1999年11月28日

猫山探検隊は新たな山にさしかかった

 この2年間、猫と縁のある山々をコツコツと調べ上げてきた。その数51山と予想した以上に多かったのに驚いている。猫の字を当てただけの山名が多いが、猫にちなむ伝説等(たいていは猫又や化け猫で人々に悪さをする)をもつ山は51山中20山もあった。この国の昔々には、これほど妖しき猫どもが山を舞台に跳梁跋扈(ちょうりょうばっこ)して、人びとをきりきり舞いさせていたわけである。

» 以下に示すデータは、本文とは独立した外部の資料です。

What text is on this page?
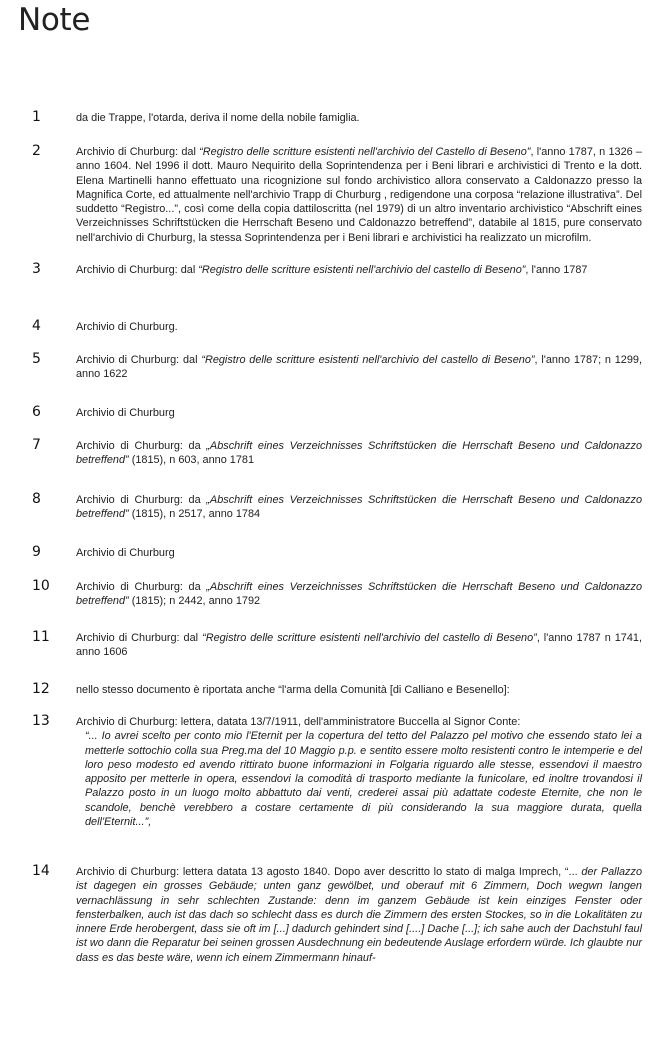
Note
1	da die Trappe, l'otarda, deriva il nome della nobile famiglia.
2	Archivio di Churburg: dal “Registro delle scritture esistenti nell'archivio del Castello di Beseno”, l'anno 1787, n 1326 – anno 1604. Nel 1996 il dott. Mauro Nequirito della Soprintendenza per i Beni librari e archivistici di Trento e la dott. Elena Martinelli hanno effettuato una ricognizione sul fondo archivistico allora conservato a Caldonazzo presso la Magnifica Corte, ed attualmente nell'archivio Trapp di Churburg , redigendone una corposa “relazione illustrativa”. Del suddetto “Registro...”, così come della copia dattiloscritta (nel 1979) di un altro inventario archivistico “Abschrift eines Verzeichnisses Schriftstücken die Herrschaft Beseno und Caldonazzo betreffend”, databile al 1815, pure conservato nell'archivio di Churburg, la stessa Soprintendenza per i Beni librari e archivistici ha realizzato un microfilm.
3	Archivio di Churburg: dal “Registro delle scritture esistenti nell'archivio del castello di Beseno”, l'anno 1787
4	Archivio di Churburg.
5	Archivio di Churburg: dal “Registro delle scritture esistenti nell'archivio del castello di Beseno”, l'anno 1787; n 1299, anno 1622
6	Archivio di Churburg
7	Archivio di Churburg: da „Abschrift eines Verzeichnisses Schriftstücken die Herrschaft Beseno und Caldonazzo betreffend” (1815), n 603, anno 1781
8	Archivio di Churburg: da „Abschrift eines Verzeichnisses Schriftstücken die Herrschaft Beseno und Caldonazzo betreffend” (1815), n 2517, anno 1784
9	Archivio di Churburg
10 Archivio di Churburg: da „Abschrift eines Verzeichnisses Schriftstücken die Herrschaft Beseno und Caldonazzo betreffend” (1815); n 2442, anno 1792
11 Archivio di Churburg: dal “Registro delle scritture esistenti nell'archivio del castello di Beseno”, l'anno 1787 n 1741, anno 1606
12 nello stesso documento è riportata anche “l'arma della Comunità [di Calliano e Besenello]:
13 Archivio di Churburg: lettera, datata 13/7/1911, dell'amministratore Buccella al Signor Conte:
“... Io avrei scelto per conto mio l'Eternit per la copertura del tetto del Palazzo pel motivo che essendo stato lei a metterle sottochio colla sua Preg.ma del 10 Maggio p.p. e sentito essere molto resistenti contro le intemperie e del loro peso modesto ed avendo rittirato buone informazioni in Folgaria riguardo alle stesse, essendovi il maestro apposito per metterle in opera, essendovi la comodità di trasporto mediante la funicolare, ed inoltre trovandosi il Palazzo posto in un luogo molto abbattuto dai venti, crederei assai più adattate codeste Eternite, che non le scandole, benchè verebbero a costare certamente di più considerando la sua maggiore durata, quella dell'Eternit...”,
14 Archivio di Churburg: lettera datata 13 agosto 1840. Dopo aver descritto lo stato di malga Imprech, “... der Pallazzo ist dagegen ein grosses Gebäude; unten ganz gewölbet, und oberauf mit 6 Zimmern, Doch wegwn langen vernachlässung in sehr schlechten Zustande: denn im ganzem Gebäude ist kein einziges Fenster oder fensterbalken, auch ist das dach so schlecht dass es durch die Zimmern des ersten Stockes, so in die Lokalitäten zu innere Erde herobergent, dass sie oft im [...] dadurch gehindert sind [....] Dache [...]; ich sahe auch der Dachstuhl faul ist wo dann die Reparatur bei seinen grossen Ausdechnung ein bedeutende Auslage erfordern würde. Ich glaubte nur dass es das beste wäre, wenn ich einem Zimmermann hinauf-
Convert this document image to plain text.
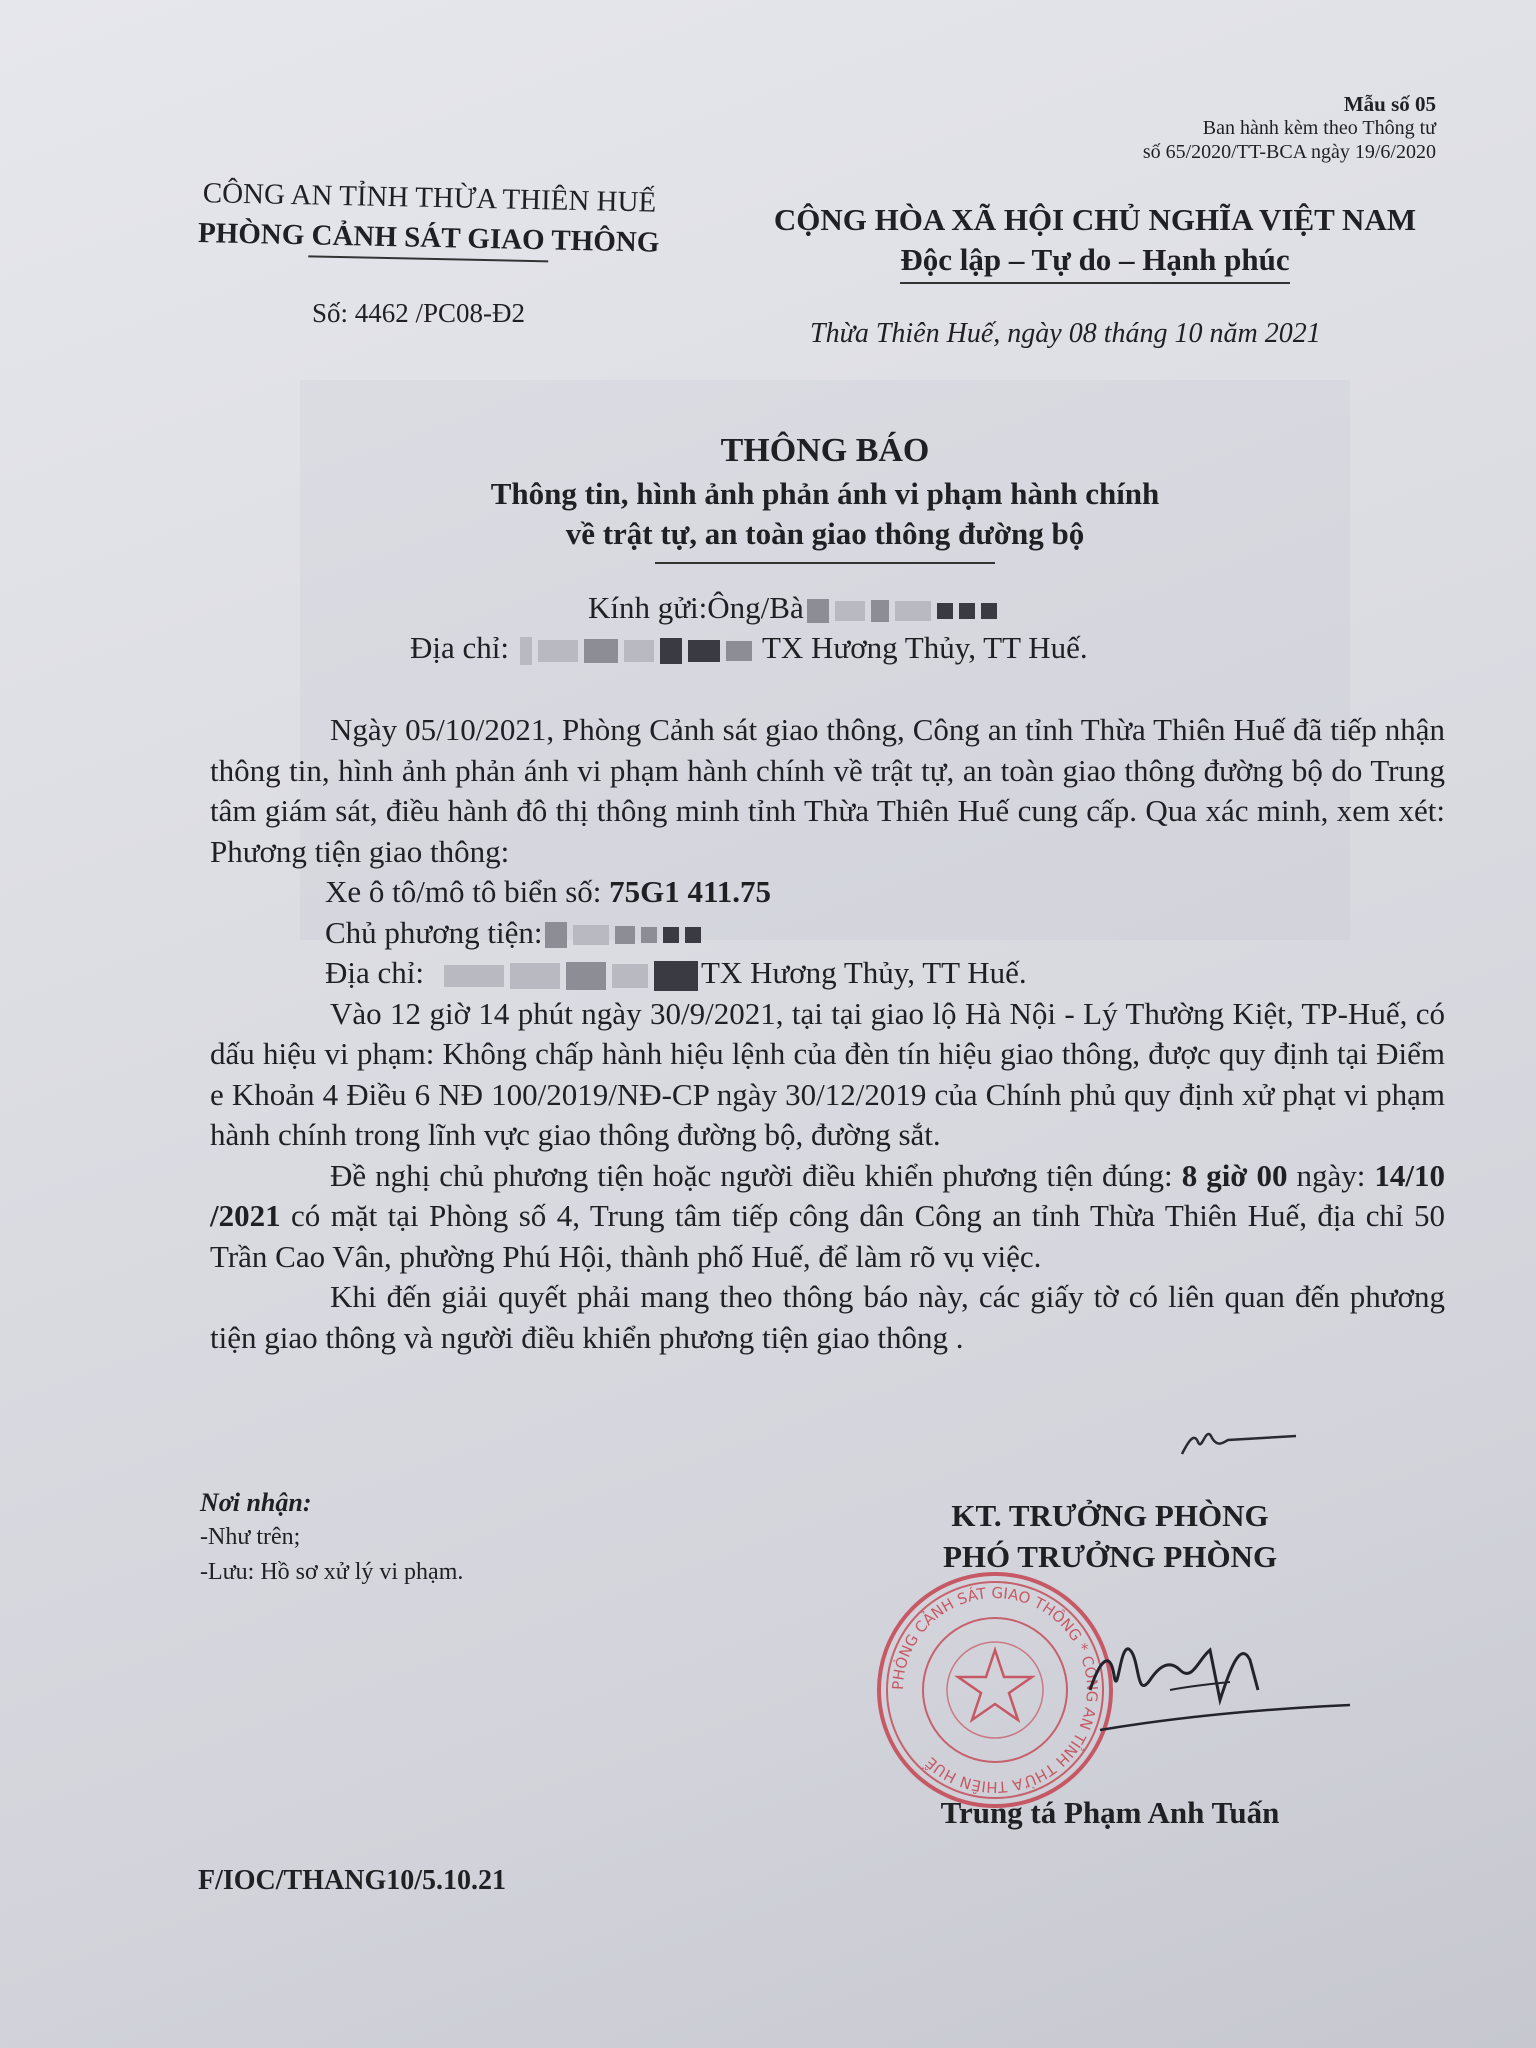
Mẫu số 05
Ban hành kèm theo Thông tư
số 65/2020/TT-BCA ngày 19/6/2020
CÔNG AN TỈNH THỪA THIÊN HUẾ
PHÒNG CẢNH SÁT GIAO THÔNG	CỘNG HÒA XÃ HỘI CHỦ NGHĨA VIỆT NAM
Độc lập – Tự do – Hạnh phúc
Số: 4462 /PC08-Đ2
Thừa Thiên Huế, ngày 08 tháng 10 năm 2021
THÔNG BÁO
Thông tin, hình ảnh phản ánh vi phạm hành chính
về trật tự, an toàn giao thông đường bộ
Kính gửi:Ông/Bà
Địa chỉ:	TX Hương Thủy, TT Huế.

Ngày 05/10/2021, Phòng Cảnh sát giao thông, Công an tỉnh Thừa Thiên Huế đã tiếp nhận thông tin, hình ảnh phản ánh vi phạm hành chính về trật tự, an toàn giao thông đường bộ do Trung tâm giám sát, điều hành đô thị thông minh tỉnh Thừa Thiên Huế cung cấp. Qua xác minh, xem xét: Phương tiện giao thông:

Xe ô tô/mô tô biển số: 75G1 411.75

Chủ phương tiện:

Địa chỉ:	TX Hương Thủy, TT Huế.

Vào 12 giờ 14 phút ngày 30/9/2021, tại tại giao lộ Hà Nội - Lý Thường Kiệt, TP-Huế, có dấu hiệu vi phạm: Không chấp hành hiệu lệnh của đèn tín hiệu giao thông, được quy định tại Điểm e Khoản 4 Điều 6 NĐ 100/2019/NĐ-CP ngày 30/12/2019 của Chính phủ quy định xử phạt vi phạm hành chính trong lĩnh vực giao thông đường bộ, đường sắt.

Đề nghị chủ phương tiện hoặc người điều khiển phương tiện đúng: 8 giờ 00 ngày: 14/10 /2021 có mặt tại Phòng số 4, Trung tâm tiếp công dân Công an tỉnh Thừa Thiên Huế, địa chỉ 50 Trần Cao Vân, phường Phú Hội, thành phố Huế, để làm rõ vụ việc.

Khi đến giải quyết phải mang theo thông báo này, các giấy tờ có liên quan đến phương tiện giao thông và người điều khiển phương tiện giao thông .

Nơi nhận:
-Như trên;
-Lưu: Hồ sơ xử lý vi phạm.
KT. TRƯỞNG PHÒNG
PHÓ TRƯỞNG PHÒNG
PHÒNG CẢNH SÁT GIAO THÔNG * CÔNG AN TỈNH THỪA THIÊN HUẾ
Trung tá Phạm Anh Tuấn
F/IOC/THANG10/5.10.21
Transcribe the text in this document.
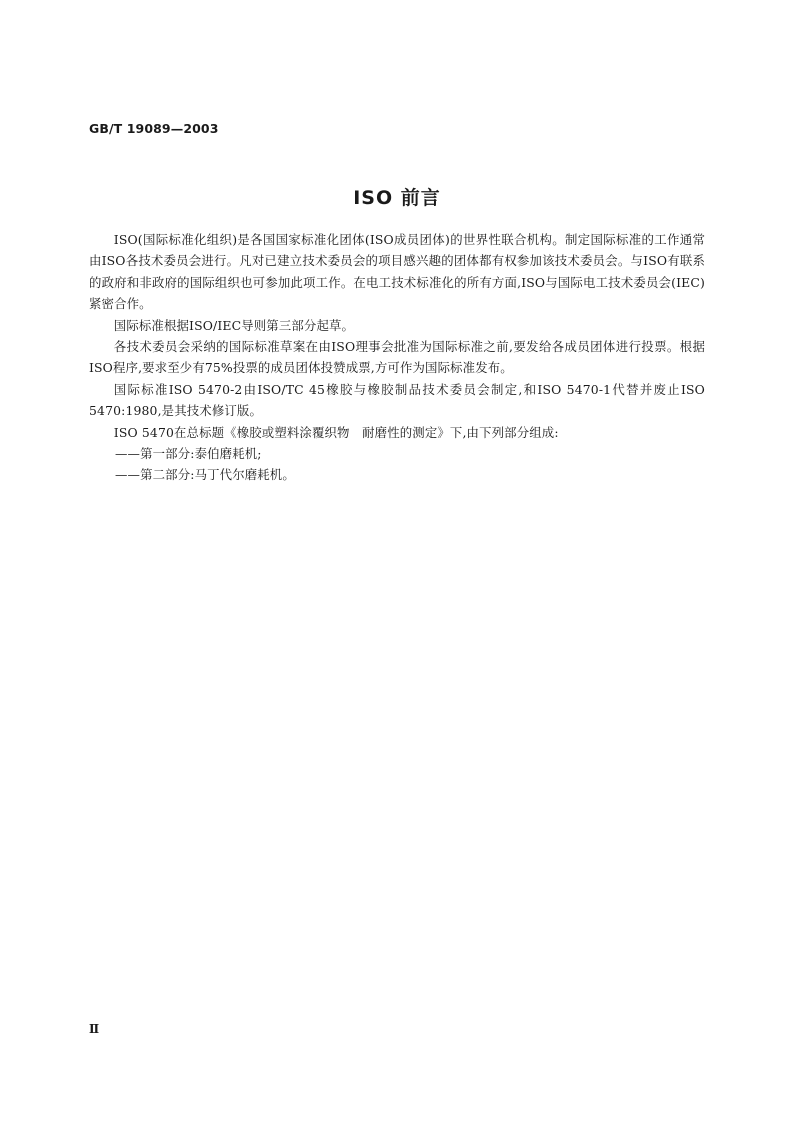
GB/T 19089—2003
ISO 前言

ISO(国际标准化组织)是各国国家标准化团体(ISO成员团体)的世界性联合机构。制定国际标准的工作通常由ISO各技术委员会进行。凡对已建立技术委员会的项目感兴趣的团体都有权参加该技术委员会。与ISO有联系的政府和非政府的国际组织也可参加此项工作。在电工技术标准化的所有方面,ISO与国际电工技术委员会(IEC)紧密合作。

国际标准根据ISO/IEC导则第三部分起草。

各技术委员会采纳的国际标准草案在由ISO理事会批准为国际标准之前,要发给各成员团体进行投票。根据ISO程序,要求至少有75%投票的成员团体投赞成票,方可作为国际标准发布。

国际标准ISO 5470-2由ISO/TC 45橡胶与橡胶制品技术委员会制定,和ISO 5470-1代替并废止ISO 5470:1980,是其技术修订版。

ISO 5470在总标题《橡胶或塑料涂覆织物　耐磨性的测定》下,由下列部分组成:

——第一部分:泰伯磨耗机;

——第二部分:马丁代尔磨耗机。

Ⅱ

 山名が「猫」に転訛する例としては、①地方豪族の根子氏にちなむ、②山城のふもと(根)に家来や農民が住んだことにちなむ、③山の根際(ねきわ)を根処(ねこ)といったことにちなむ、④山麓に根小屋(耕作用の寝小屋)を設けたことにちなむ、などがある。ただし、転訛して「猫」の字が当てられても、動物の猫と全く関係がなかったとまでは言い切れないというのが持論だ。それを明らかにするのは至難で、まず地方史誌・古文献等を徹底的に洗い出さなくてはなるまい。

 猫山、猫岳の変わり種をいくつか取り上げてみたい。まず北海道・知床の猫山(553m)は、土地柄からアイヌ語nay-kot(涸れた沢、川の跡)から転訛した形跡が強いようだ。山形県の猫岳(977m)付近にはネコマタ沢という沢があり、猫臭さを暗示する。ただし、ネコマタというのも「尾根が二手に分かれるところ」と説明される例があるので、地元に伝説等が残されているかどうかが真の猫山であるかどうかの決め手となる。

 岩手県の猫山(920m)と広島県の猫山(1196m)はともに猫の姿に見立てたという説がある。後者には猫伝説もしっかり残っている。富山県に二つある猫又山のうち、毛勝三山のそれに近く大猫山(2055m)がある。この二つの山を分ける谷が猫又谷で、実際に大猫に登山者が襲われた事実のあるという谷である。猫又伝説のあるのはもう一方だというから不思議だ。実に猫臭い地域で興味深い。

 乗鞍岳の猫岳(2581m)も大いに疑問が湧く。猫の字に転訛したのはたいてい標高の低い山である。根子や根処の転訛というのでは、2500mを越す高山にはなじまない。「尾根が二手に分かれるところの山」と解釈することもできるが、地図ではそのような地形になっていなかった。猫山探検隊としては、それではつまらないし、猫伝説が残っていないか要重点調査猫山に指定したいところだ。

 猫伝説に登場していながら未確認の山も多い。江戸時代の文献に「多くの猫の棲む」と記されるのは土佐の白髪山。ところが高知県には同名の二山(1470m、1770m)あり、どちらが伝説の舞台なのか不明のまま。同じ四国・愛媛県三崎町に伝わる「狩人と猫」では、具体的に「のんしら山のはちまき岩」と出てくるが、地図には載っていない。この場合、民話だから架空の山かもしれない。九州・天草郡には200mほどの「オオヤマ」に猫の支配者がいたとされる、また古猫が岩屋にたくさん集まって、笛を吹いたり舞ったりしたという埼玉県比企郡の戸隠山などなど。

 これらの山が所在が確認できれば猫山の数はさらに増える。地方に出かけて文献を調べることができればいいのだが、山にも行けない昨今はなかなか難しい。地の利を生かして国会図書館通いでもしなければ猫山の道も険しい。猫山探検隊は猫山登山の核心部にさしかかったようだ。